For impatient read the US and for patient read China. Under this equilibrium real rates are low and capital flows uphill from fast growing to mature economy. The problem here is that the extra savings are all being sent to the impatient, as there are limited vehicles for the patient to invest in their own economy. In a closed economy, the extra income would have to be channelled domestically and domestic growth would be stimulated in order to use the savings. And so by the same token, if there is an inadequate development of savings vehicles in the patient economies then these savings will tend to drive up the prices of existing assets, for example, US Treasuries which will be in short supply. This global excess demand for assets hence drives down real interest rates raising other asset prices in turn, for example housing, equity or real commodities.
It is thus the lack of financial development in emerging economies which arguably lies at the heart of the problem of this financial crisis and not, perversely, the excess of financial development.
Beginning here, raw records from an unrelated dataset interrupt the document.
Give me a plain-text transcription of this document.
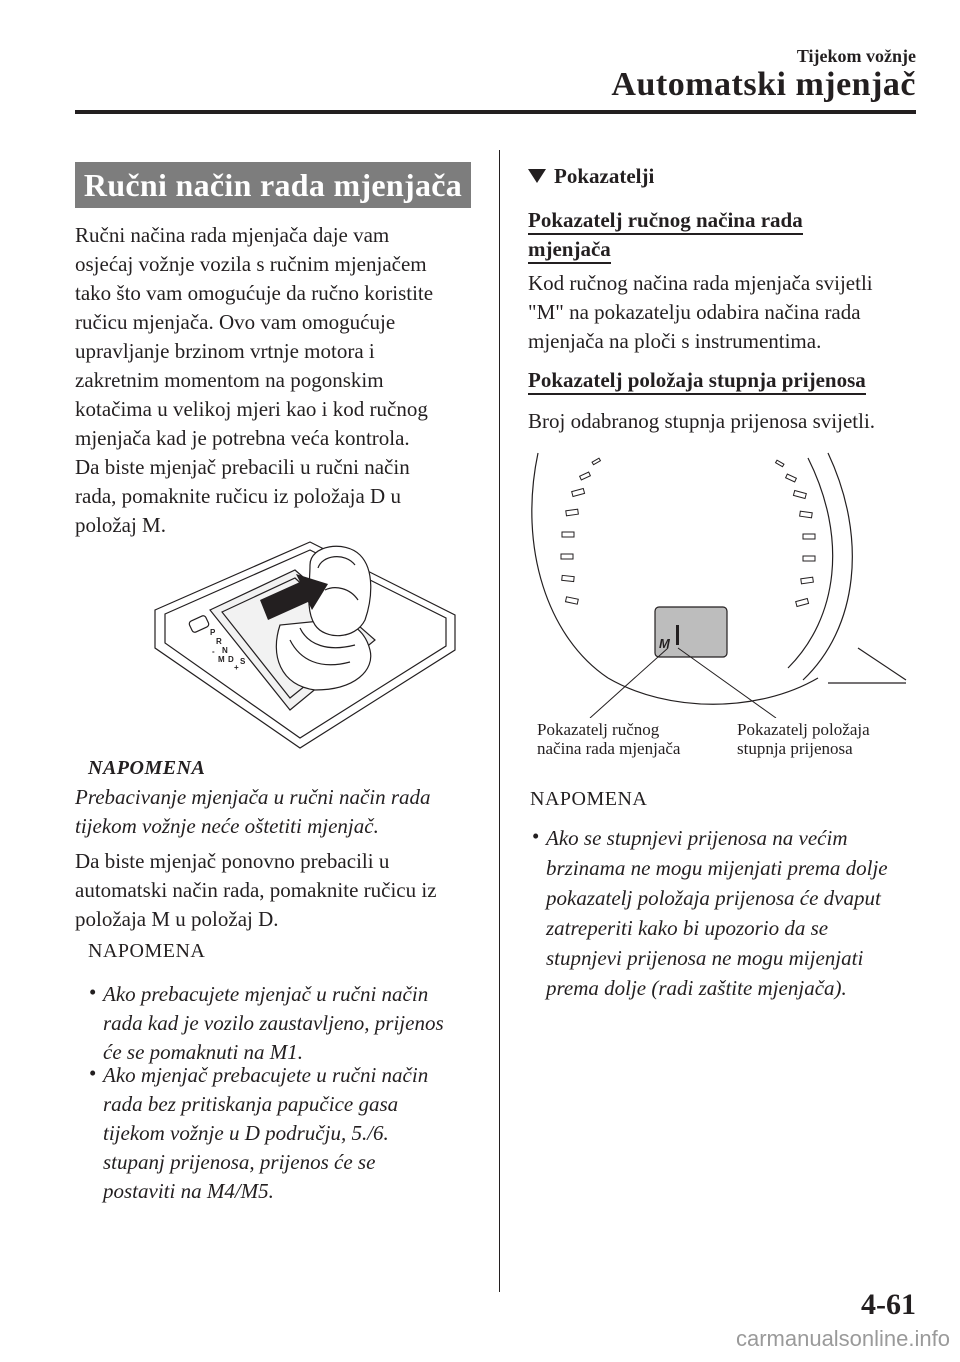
Tijekom vožnje
Automatski mjenjač
Ručni način rada mjenjača
Ručni načina rada mjenjača daje vam
osjećaj vožnje vozila s ručnim mjenjačem
tako što vam omogućuje da ručno koristite
ručicu mjenjača. Ovo vam omogućuje
upravljanje brzinom vrtnje motora i
zakretnim momentom na pogonskim
kotačima u velikoj mjeri kao i kod ručnog
mjenjača kad je potrebna veća kontrola.
Da biste mjenjač prebacili u ručni način
rada, pomaknite ručicu iz položaja D u
položaj M.
P
R
N
D
M
+
-
S
NAPOMENA
Prebacivanje mjenjača u ručni način rada
tijekom vožnje neće oštetiti mjenjač.
Da biste mjenjač ponovno prebacili u
automatski način rada, pomaknite ručicu iz
položaja M u položaj D.
NAPOMENA
• Ako prebacujete mjenjač u ručni način
rada kad je vozilo zaustavljeno, prijenos
će se pomaknuti na M1.
• Ako mjenjač prebacujete u ručni način
rada bez pritiskanja papučice gasa
tijekom vožnje u D području, 5./6.
stupanj prijenosa, prijenos će se
postaviti na M4/M5.
Pokazatelji
Pokazatelj ručnog načina rada
mjenjača
Kod ručnog načina rada mjenjača svijetli
"M" na pokazatelju odabira načina rada
mjenjača na ploči s instrumentima.
Pokazatelj položaja stupnja prijenosa
Broj odabranog stupnja prijenosa svijetli.
M
Pokazatelj ručnog
načina rada mjenjača
Pokazatelj položaja
stupnja prijenosa
NAPOMENA
• Ako se stupnjevi prijenosa na većim
brzinama ne mogu mijenjati prema dolje
pokazatelj položaja prijenosa će dvaput
zatreperiti kako bi upozorio da se
stupnjevi prijenosa ne mogu mijenjati
prema dolje (radi zaštite mjenjača).
4-61
carmanualsonline.info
An example from the most recent IMF Article IV report from October 2006 for China suffices to illustrate the point, which reports that the foreign exchange rate market remains tightly managed, there seems to be little development of bond markets even at maturities of less than one-year and little or now availability of bonds in the 1-10 year maturity range and equity markets seem not to allow firms to access the market. Overall the IMF view was that the “limited role of capital markets in China…reflects the dominance of state banks in intermediation, but these markets are plagued with regulatory and governance problems”. Obviously a report form late 2006 may well be rather out of date but it does clearly illustrate the point about a lack of liquid assets in newly emerging economies at the high watermark period of so-called financial excesses.
So rather than shunning financial market development, global policies ought also to think more about deepening capital markets and encouraging the development of assets across the risk spectrum, particularly in parts of the world where surpluses are being generated. By helping the development of such assets, policy makers will help raise global real rates, help prevent the conditions under which asset price bubbles will develop and also help get various parts of the world onto more sustainable growth paths that are not reliant on the capacious appetites of Western-style consumption alone. And if as a consequence, we become a little more patient and they become a little more impatient, then we have all become a lot closer to each other, which is a rather pleasant thought.